Solved – the difference in “weight update process” in gradient descent vs Stochastic gradient descent

backpropagationdeep learningderivativegradient descentneural networks

Question

  1. In normal GD the weights are updated for every row in the training
    dataset while in SGD the weights are updated only once for the mini
    batch based on cummulative dLoss/dw1, dLoss/dw2 . Is my
    understanding correct?
  2. Does updating weights only once for m examples based on cumulative
    dLoss/dw1, dLoss/dw2 give same result as updating weights for every
    row in training data? But just that SGD is faster?

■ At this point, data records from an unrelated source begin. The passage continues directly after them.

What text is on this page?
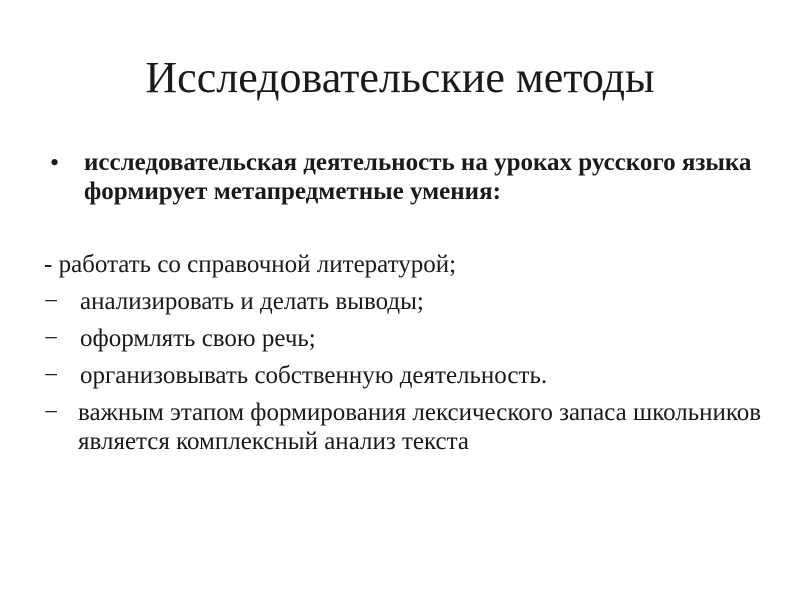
Исследовательские методы
• исследовательская деятельность на уроках русского языка формирует метапредметные умения:
- работать со справочной литературой;
− анализировать и делать выводы;
− оформлять свою речь;
− организовывать собственную деятельность.
− важным этапом формирования лексического запаса школьников является комплексный анализ текста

My question is with reference to the below Back propagation algorithm from Coursera Deep learning course by Andre NG

My question is with reference to the below Back propagation algorithm from Coursera Deep learning course by Andrew NG

Best Answer

In general you calculate gradient of some error (which most reasonably will be some kind of average of per-row errors) with respect to weights.

  1. Yes, but the error is not accumulated, only averaged. When using full dataset you calculate average over the whole dataset. In minibatch SGD you do this for the minibatch, so you can treat this error and gradient respectively as estimators of 'real' error and gradient.
  2. No, but if your estimate of error is good enough you might not care, since using minibatches can be much faster. For a concrete example see this notebook (minibatch SGD plot has oscillations, since the samples might not be representative of the whole distribution).